“Viaggiare è come sognare: la differenza è che non tutti, al risveglio, ricordano qualcosa, mentre ognuno conserva calda la memoria della meta da cui è tornato.” Così Edgar Allan Poe mette in evidenza l'importanza del ricordo, la necessità di fermare immagini, sensazioni e fatti per farli memoria. Conservare immagini indelebili non solo in carico alla parte cerebrale dell'ippocampo, oramai definito universalmente sede della memoria, ma con la pratica degli appunti, con i carnets de voyage, con i diari o taccuini di viaggio. Questa pratica fu in uso fin dal medioevo soprattutto per annotare architetture o anatomie. La memoria di un viaggio è affidata al ricordo, un tempo questo era impresso su fogli di carta di quadernetti facili da riporre in tasca. Qualche segno a grafite, a volte riempito con colori di facile reperimento, fissava per sempre un paesaggio, un prospetto, una decorazione, un cielo di nuvole. Accanto al disegno qualche annotazione consentiva di conservare appieno immagini e sensazioni.

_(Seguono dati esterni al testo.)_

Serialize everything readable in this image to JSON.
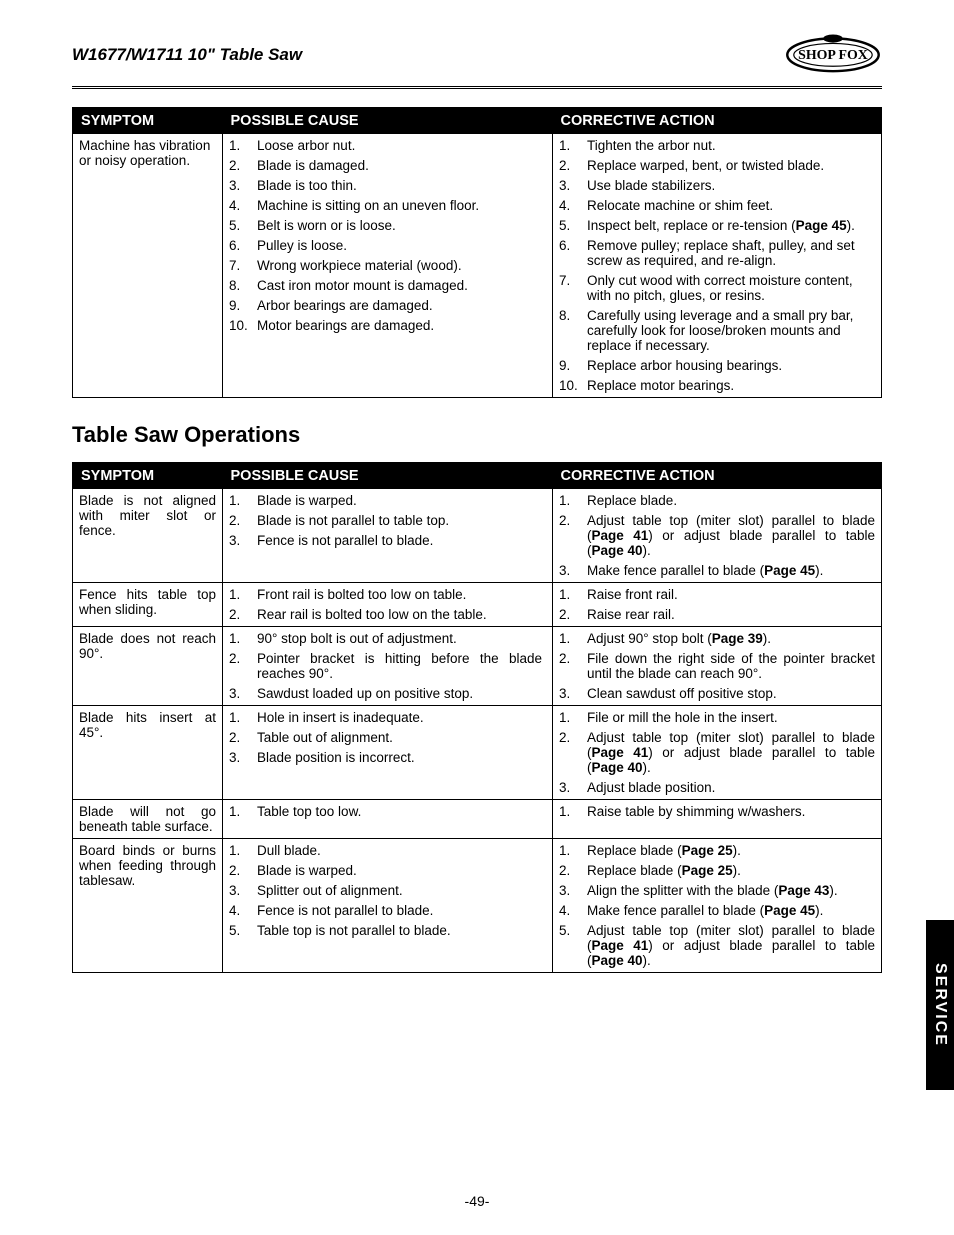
{
  "header": {
    "title": "W1677/W1711 10\" Table Saw",
    "brand": "SHOP FOX"
  },
  "table1": {
    "columns": [
      "SYMPTOM",
      "POSSIBLE CAUSE",
      "CORRECTIVE ACTION"
    ],
    "rows": [
      {
        "symptom": "Machine has vibration or noisy operation.",
        "causes": [
          "Loose arbor nut.",
          "Blade is damaged.",
          "Blade is too thin.",
          "Machine is sitting on an uneven floor.",
          "Belt is worn or is loose.",
          "Pulley is loose.",
          "Wrong workpiece material (wood).",
          "Cast iron motor mount is damaged.",
          "Arbor bearings are damaged.",
          "Motor bearings are damaged."
        ],
        "actions": [
          "Tighten the arbor nut.",
          "Replace warped, bent, or twisted blade.",
          "Use blade stabilizers.",
          "Relocate machine or shim feet.",
          "Inspect belt, replace or re-tension (Page 45).",
          "Remove pulley; replace shaft, pulley, and set screw as required, and re-align.",
          "Only cut wood with correct moisture content, with no pitch, glues, or resins.",
          "Carefully using leverage and a small pry bar, carefully look for loose/broken mounts and replace if necessary.",
          "Replace arbor housing bearings.",
          "Replace motor bearings."
        ]
      }
    ]
  },
  "section_heading": "Table Saw Operations",
  "table2": {
    "columns": [
      "SYMPTOM",
      "POSSIBLE CAUSE",
      "CORRECTIVE ACTION"
    ],
    "rows": [
      {
        "symptom": "Blade is not aligned with miter slot or fence.",
        "causes": [
          "Blade is warped.",
          "Blade is not parallel to table top.",
          "Fence is not parallel to blade."
        ],
        "actions": [
          "Replace blade.",
          "Adjust table top (miter slot) parallel to blade (Page 41) or adjust blade parallel to table (Page 40).",
          "Make fence parallel to blade (Page 45)."
        ]
      },
      {
        "symptom": "Fence hits table top when sliding.",
        "causes": [
          "Front rail is bolted too low on table.",
          "Rear rail is bolted too low on the table."
        ],
        "actions": [
          "Raise front rail.",
          "Raise rear rail."
        ]
      },
      {
        "symptom": "Blade does not reach 90°.",
        "causes": [
          "90° stop bolt is out of adjustment.",
          "Pointer bracket is hitting before the blade reaches 90°.",
          "Sawdust loaded up on positive stop."
        ],
        "actions": [
          "Adjust 90° stop bolt (Page 39).",
          "File down the right side of the pointer bracket until the blade can reach 90°.",
          "Clean sawdust off positive stop."
        ]
      },
      {
        "symptom": "Blade hits insert at 45°.",
        "causes": [
          "Hole in insert is inadequate.",
          "Table out of alignment.",
          "Blade position is incorrect."
        ],
        "actions": [
          "File or mill the hole in the insert.",
          "Adjust table top (miter slot) parallel to blade (Page 41) or adjust blade parallel to table (Page 40).",
          "Adjust blade position."
        ]
      },
      {
        "symptom": "Blade will not go beneath table surface.",
        "causes": [
          "Table top too low."
        ],
        "actions": [
          "Raise table by shimming w/washers."
        ]
      },
      {
        "symptom": "Board binds or burns when feeding through tablesaw.",
        "causes": [
          "Dull blade.",
          "Blade is warped.",
          "Splitter out of alignment.",
          "Fence is not parallel to blade.",
          "Table top is not parallel to blade."
        ],
        "actions": [
          "Replace blade (Page 25).",
          "Replace blade (Page 25).",
          "Align the splitter with the blade (Page 43).",
          "Make fence parallel to blade (Page 45).",
          "Adjust table top (miter slot) parallel to blade (Page 41) or adjust blade parallel to table (Page 40)."
        ]
      }
    ]
  },
  "side_tab": "SERVICE",
  "page_number": "-49-"
}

Dal XVII secolo ci fu una esplosione del fenomeno del diario di viaggio con appunti e disegni, altresì dato dalla moda del “Grand Tour” che serviva quasi obbligatoriamente da viaggio iniziatico per i giovani di buona famiglia che volevano formarsi in ambito umanistico. Così l’Europa ed in particolare modo, l’Italia erano mete ambite per la formazione del giovane artista o letterato. I taccuini di viaggio o carnets erano d’obbligo per annotare ogni cosa che intercettava l’animo nobile del viaggiatore. Così austeri esteriormente, di solito con copertina nera ed un elastico che ne consentiva la chiusura, all’interno erano tesori di bellezza.

Possiamo ammirare ancora oggi i taccuini di Goethe, autore di un poderoso saggio in tre volumi dal titolo Viaggio in Italia contenente il resoconto completo dei suoi itinerari lungo la penisola. Anche William Turner da accorto osservatore dei fenomeni naturali, utilizzò una innumerevole serie di taccuini che conservano cieli, paesaggi e mari in tempesta. Per non parlare poi di Delacroix, Constable e Gericault prolifici disegnatori di appunti, di idee, spunti e suggerimenti che la natura e l’uomo offrono. Poi venne la fotografia, dalla seconda metà dell’Ottocento con macchine più maneggevoli veloci e “moderne”, queste riproducevano in modo fedele l’immagine, scolorendola però di quel romanticismo che istintivamente finiva nel disegno come liason di riproduzione. La fotografia soppiantò il modo di “portare a casa” il ricordo del viaggio, non comportava la necessaria predisposizione al disegno ed era quantunque più rapida. Ma come disse qualcuno, quando disegni, l’immagine che vedi, attraverso il braccio, ti entra dentro al corpo, mentre la fotografia si imprigiona in una scatola stenopeica che produce la visione dell’oggetto osservato e le immagini non diventano davvero tue.

I più grandi nomi dell'arte del Novecento utilizzarono sempre fogli e grafite per appuntarsi l'idea, i soggetti dei loro futuri lavori. Degas pur scattando foto delle sue ballerine continuò a disegnare i loro movimenti sui taccuini. Come lui, Picasso, Matisse, Chagall, Klee e perfino Hopper sviluppava le geometrie delle alienanti ambientazioni dei suoi personaggi sul quaderno. C'è poco da fare, quando il soggetto è disegnato, viene osservato in mille dettagli e particolari, quasi in una scansione analitica per riprodurlo e per far ciò occorre tempo, occorre un approccio lento all'immagine, una lentezza che sublima il disegnato col disegnatore, così da assorbire il ricordo in un modo più duraturo, quasi metabolizzato, sedimentato. Il viaggio in un taccuino permette di essere ripercorso, reimmaginato, rivissuto, rendendolo inequivocabilmente differente dal sogno, dalla distinzione di Poe, dove forse se ci fosse stato un taccuino accanto al letto per disegnare il viaggio onirico, il sogno sognato diverrebbe anch'esso memoria.